May 9 (Bloomberg) -- Julius Malema, who was expelled from South Africa’s ruling African National Congress, has rekindled his political career after the party he created seven months ago to contest this week’s election won the third most votes.
More than 1 million people voted for the Economic Freedom Fighters on May 7, putting its support at 6.2 percent with most ballots counted, according to provisional figures released by the Independent Electoral Commission. That exceeds the 5 percent predicted in an Ipsos opinion poll on May 2 and gives the party about 24 of the 400 seats in the National Assembly. The ANC won 62.4 percent of the vote.
Malema’s pledge to nationalize mines and banks and expropriate farms, a campaign that he failed to push through the ANC, has found resonance among black, unemployed youths.
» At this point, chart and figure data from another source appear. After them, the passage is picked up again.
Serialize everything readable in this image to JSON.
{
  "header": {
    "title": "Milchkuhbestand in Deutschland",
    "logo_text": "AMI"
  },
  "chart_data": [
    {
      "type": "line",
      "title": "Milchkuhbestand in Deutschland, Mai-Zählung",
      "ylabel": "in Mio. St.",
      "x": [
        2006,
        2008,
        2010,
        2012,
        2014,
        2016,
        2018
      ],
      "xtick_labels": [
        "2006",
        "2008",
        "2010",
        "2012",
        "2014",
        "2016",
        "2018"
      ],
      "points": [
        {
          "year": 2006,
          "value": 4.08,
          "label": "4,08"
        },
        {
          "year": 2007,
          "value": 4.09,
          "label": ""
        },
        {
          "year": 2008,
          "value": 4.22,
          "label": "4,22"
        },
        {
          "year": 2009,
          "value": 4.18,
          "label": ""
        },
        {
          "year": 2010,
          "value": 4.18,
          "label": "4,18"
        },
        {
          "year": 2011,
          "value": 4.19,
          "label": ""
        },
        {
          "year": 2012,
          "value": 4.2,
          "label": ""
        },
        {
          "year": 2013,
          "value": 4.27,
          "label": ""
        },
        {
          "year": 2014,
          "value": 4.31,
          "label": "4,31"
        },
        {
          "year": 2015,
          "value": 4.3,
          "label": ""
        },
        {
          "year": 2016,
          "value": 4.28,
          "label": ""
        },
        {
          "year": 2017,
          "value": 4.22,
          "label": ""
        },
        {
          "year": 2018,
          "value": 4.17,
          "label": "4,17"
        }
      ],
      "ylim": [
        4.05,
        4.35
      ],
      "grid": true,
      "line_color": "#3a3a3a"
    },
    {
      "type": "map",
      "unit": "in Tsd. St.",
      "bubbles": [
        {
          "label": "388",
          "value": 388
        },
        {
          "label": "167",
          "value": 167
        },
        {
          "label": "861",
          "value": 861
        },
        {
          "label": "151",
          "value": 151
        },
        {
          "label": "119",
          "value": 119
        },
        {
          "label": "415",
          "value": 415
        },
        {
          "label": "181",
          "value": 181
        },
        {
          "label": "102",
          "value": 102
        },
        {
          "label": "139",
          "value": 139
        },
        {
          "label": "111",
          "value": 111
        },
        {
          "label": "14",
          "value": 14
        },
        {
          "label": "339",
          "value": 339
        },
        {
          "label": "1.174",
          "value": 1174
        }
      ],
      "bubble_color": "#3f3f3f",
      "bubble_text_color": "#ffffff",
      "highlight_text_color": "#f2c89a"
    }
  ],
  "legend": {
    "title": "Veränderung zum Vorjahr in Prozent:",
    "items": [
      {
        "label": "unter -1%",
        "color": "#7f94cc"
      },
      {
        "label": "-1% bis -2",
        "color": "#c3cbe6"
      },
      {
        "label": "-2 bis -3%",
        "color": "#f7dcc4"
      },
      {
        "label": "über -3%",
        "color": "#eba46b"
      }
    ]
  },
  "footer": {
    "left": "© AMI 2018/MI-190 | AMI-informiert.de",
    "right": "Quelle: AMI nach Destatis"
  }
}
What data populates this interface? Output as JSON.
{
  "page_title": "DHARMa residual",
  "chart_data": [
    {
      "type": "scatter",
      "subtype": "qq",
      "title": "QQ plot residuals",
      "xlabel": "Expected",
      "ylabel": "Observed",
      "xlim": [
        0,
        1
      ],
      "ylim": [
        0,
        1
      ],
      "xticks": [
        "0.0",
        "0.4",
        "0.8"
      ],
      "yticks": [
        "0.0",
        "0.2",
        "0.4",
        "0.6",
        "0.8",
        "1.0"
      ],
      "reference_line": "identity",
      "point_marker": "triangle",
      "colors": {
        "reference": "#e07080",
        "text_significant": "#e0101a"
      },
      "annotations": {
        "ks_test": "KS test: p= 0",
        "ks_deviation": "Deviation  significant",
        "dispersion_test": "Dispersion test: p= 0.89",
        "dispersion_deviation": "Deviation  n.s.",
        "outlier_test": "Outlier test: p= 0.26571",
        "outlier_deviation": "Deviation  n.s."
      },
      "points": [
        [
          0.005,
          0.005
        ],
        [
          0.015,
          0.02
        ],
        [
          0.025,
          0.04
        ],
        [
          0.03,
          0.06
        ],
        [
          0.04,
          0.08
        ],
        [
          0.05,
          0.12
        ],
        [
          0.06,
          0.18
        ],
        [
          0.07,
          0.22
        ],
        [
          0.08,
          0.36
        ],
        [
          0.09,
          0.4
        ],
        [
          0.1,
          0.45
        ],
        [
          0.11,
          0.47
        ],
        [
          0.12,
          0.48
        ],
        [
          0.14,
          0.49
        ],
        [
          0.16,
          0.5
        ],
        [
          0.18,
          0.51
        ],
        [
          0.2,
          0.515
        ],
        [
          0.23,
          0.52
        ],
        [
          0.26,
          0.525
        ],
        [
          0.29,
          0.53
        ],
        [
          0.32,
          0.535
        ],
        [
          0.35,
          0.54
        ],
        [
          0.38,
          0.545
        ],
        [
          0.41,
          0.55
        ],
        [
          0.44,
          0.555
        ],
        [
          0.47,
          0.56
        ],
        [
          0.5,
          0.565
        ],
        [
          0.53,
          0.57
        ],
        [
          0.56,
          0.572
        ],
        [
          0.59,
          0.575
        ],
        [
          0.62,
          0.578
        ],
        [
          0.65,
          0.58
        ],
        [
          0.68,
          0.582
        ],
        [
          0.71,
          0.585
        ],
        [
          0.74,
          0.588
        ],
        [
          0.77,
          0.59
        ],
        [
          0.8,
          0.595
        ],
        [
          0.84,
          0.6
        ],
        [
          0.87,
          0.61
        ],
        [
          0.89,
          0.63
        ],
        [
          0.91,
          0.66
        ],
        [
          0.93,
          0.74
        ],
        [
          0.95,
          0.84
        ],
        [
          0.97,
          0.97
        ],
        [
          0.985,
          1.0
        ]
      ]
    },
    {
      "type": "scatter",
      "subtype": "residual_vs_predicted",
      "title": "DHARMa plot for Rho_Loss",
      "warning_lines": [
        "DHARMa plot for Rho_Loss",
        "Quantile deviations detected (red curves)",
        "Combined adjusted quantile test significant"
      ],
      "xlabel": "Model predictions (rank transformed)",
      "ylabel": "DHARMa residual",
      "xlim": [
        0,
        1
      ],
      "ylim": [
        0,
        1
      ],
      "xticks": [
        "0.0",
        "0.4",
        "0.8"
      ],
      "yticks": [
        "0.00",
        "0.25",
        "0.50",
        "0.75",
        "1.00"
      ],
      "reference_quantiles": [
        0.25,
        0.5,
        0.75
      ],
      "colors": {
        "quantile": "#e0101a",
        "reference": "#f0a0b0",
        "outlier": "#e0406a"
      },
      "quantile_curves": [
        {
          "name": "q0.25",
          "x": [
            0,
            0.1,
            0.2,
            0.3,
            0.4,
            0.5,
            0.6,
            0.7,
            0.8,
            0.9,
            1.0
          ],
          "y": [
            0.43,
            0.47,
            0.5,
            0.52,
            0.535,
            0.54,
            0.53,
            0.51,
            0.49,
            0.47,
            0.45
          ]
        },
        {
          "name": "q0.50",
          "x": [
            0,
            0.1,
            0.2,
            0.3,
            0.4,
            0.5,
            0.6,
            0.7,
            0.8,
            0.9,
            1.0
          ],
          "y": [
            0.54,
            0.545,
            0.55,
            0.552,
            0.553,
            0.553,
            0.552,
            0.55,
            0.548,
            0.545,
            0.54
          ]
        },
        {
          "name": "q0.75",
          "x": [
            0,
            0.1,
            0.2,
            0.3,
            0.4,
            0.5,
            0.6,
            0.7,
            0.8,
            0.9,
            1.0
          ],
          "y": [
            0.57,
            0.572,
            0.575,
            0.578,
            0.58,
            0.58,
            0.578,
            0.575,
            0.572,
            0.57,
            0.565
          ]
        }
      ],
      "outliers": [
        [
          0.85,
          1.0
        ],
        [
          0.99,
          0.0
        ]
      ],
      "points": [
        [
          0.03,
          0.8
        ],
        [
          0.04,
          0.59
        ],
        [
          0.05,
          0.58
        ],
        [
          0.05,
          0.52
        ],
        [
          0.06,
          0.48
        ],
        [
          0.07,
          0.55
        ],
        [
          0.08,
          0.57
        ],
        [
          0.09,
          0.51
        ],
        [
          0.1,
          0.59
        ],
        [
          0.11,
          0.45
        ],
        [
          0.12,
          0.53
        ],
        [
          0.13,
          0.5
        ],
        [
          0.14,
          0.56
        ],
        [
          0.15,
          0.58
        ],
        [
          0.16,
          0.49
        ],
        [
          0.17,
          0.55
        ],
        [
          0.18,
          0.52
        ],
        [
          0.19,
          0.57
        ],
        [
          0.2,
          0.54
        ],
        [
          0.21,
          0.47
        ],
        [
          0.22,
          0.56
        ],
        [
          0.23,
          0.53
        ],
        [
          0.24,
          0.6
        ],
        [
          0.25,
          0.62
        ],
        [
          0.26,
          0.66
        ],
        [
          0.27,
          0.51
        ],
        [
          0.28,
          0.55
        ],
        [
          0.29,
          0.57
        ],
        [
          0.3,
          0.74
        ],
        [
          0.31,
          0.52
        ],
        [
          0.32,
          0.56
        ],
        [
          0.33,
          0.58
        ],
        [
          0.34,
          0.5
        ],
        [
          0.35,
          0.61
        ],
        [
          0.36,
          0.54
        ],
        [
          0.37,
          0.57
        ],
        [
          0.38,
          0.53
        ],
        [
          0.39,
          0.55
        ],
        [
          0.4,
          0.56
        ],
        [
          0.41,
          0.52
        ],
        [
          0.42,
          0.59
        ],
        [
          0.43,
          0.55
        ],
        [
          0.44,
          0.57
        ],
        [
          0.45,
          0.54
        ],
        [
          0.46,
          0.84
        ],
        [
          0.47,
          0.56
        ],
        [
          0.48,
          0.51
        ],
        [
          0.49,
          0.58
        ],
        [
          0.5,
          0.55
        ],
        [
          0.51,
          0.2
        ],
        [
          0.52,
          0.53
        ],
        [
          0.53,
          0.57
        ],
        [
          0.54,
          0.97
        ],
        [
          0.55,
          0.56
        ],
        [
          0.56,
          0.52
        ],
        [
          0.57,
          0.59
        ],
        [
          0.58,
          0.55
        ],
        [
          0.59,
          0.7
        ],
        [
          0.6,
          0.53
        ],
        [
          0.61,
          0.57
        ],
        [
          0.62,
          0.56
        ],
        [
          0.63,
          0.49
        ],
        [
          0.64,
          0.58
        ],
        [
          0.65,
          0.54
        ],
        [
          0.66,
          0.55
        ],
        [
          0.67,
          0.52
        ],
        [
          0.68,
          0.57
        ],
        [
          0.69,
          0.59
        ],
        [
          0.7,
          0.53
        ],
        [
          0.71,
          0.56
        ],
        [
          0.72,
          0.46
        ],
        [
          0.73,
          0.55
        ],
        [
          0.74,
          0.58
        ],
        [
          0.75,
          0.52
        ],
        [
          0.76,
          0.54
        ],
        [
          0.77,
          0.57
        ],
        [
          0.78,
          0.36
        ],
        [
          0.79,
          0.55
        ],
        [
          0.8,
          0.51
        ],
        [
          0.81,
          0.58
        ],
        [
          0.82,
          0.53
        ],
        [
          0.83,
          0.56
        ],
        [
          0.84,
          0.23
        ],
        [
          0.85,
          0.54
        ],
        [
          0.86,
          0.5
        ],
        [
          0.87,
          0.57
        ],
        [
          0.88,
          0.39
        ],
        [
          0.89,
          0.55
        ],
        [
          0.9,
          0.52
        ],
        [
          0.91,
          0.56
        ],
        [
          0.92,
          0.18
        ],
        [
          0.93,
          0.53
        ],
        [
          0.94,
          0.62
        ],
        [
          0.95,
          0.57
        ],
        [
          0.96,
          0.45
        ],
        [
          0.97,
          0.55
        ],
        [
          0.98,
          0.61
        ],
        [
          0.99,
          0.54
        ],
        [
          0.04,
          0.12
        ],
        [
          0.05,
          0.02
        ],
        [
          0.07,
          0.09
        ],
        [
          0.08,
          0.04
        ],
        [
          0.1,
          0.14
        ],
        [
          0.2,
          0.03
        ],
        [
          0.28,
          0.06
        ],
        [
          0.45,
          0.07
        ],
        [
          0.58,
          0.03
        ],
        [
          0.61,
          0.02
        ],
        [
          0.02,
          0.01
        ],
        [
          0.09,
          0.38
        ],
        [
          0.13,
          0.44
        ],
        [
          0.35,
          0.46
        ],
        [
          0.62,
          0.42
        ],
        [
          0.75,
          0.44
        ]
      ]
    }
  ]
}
A charismatic leader who wears a red beret and describes himself as the party’s commander-in-chief, Malema, 33, has drawn on Zimbabwean President Robert Mugabe and the late Venezuelan leader Hugo Chavez for political inspiration.
“It has demonstrated that it has a large core of enthusiastic supporters,” Professor Daryl Glaser, head of the political science department at the University of Witwatersrand in Johannesburg, said by phone yesterday. “Its growth prospects beyond the elections will depend on people’s loyalty to Malema, and there’s a fair chance that it will hold together as people in the party have a lot of trust in Malema.”
EFF has displaced the Democratic Alliance, which won 22 percent of the national vote, as the main opposition in two of country’s nine provinces -- in Limpopo, which is Malema’s home, and North West, where he has campaigned among platinum mineworkers who have been on strike for more than three months.
A November survey by Ipsos showed 45 percent of EFF’s supporters were unemployed and 78 percent were under the age of 35. South Africa’s jobless rate is 25 percent, the highest of more than 40 emerging markets tracked by Bloomberg.
Besides championing nationalization, the EFF calls for free education, health care and housing and the introduction of minimum wages.
“We’ve met a lot of challenges, some of our meetings have been disrupted, posters removed, tents burned down and petrol bombed,” Mbuyiseni Ndlozi, the EFF’s national spokesman, said in an interview at the national elections center in Pretoria yesterday. “We’ve had a tough campaign but we’ve been fighting and fought a good fight.”
Malema was expelled from the ANC two years ago after he criticized President Jacob Zuma and other leaders for failing to support his nationalization campaign and called for the overthrow of the government in neighboring Botswana. South Africa is the world’s biggest producer of platinum and sixth largest for gold.
Malema’s path to taking up a seat in Parliament may be upended. The South African Revenue Service seized his home and other possessions last year after he failed to pay more than 16 million rand ($1.5 million) in taxes and won a court application in February to declare him insolvent. If the High Court confirms the order at a hearing on May 26, he will be prevented from becoming a lawmaker. Malema is also facing separate fraud and corruption charges.
“Those voter numbers have already qualified him as a member of parliament,” Ndlozi said. “Sequestration is not going to happen because we’ll challenge it to the highest court of the land.”
The EFF’s success at the polls contrasts that of others, including AgangSA, created last year by ex-GoldFields Ltd. Chairwoman Mamphela Ramphele, which received just 0.3 percent of the votes. Support for the Congress of the People, formed in 1999 by Mosiuoa Lekota, an ex-defense minister and ANC chairman, and Mbhazima Shilowa, a former premier of the central Gauteng province, dropped to 0.7 percent from 7.4 percent five years ago.
Support for the EFF may represent a “protest vote” against the ANC, with voters fed up with the ruling party’s failure to create more jobs and improve living conditions for many poor people, said Adam Habib, vice-chancellor of the University of Witwatersrand.
“Instead of people who are unhappy with the ANC spoiling their ballots, we’ve seen more of them engaging in a protest vote by voting for the EFF,” he said by phone today. “It’s a vote that says: We want to teach you a lesson and we’re going to vote for the EFF.”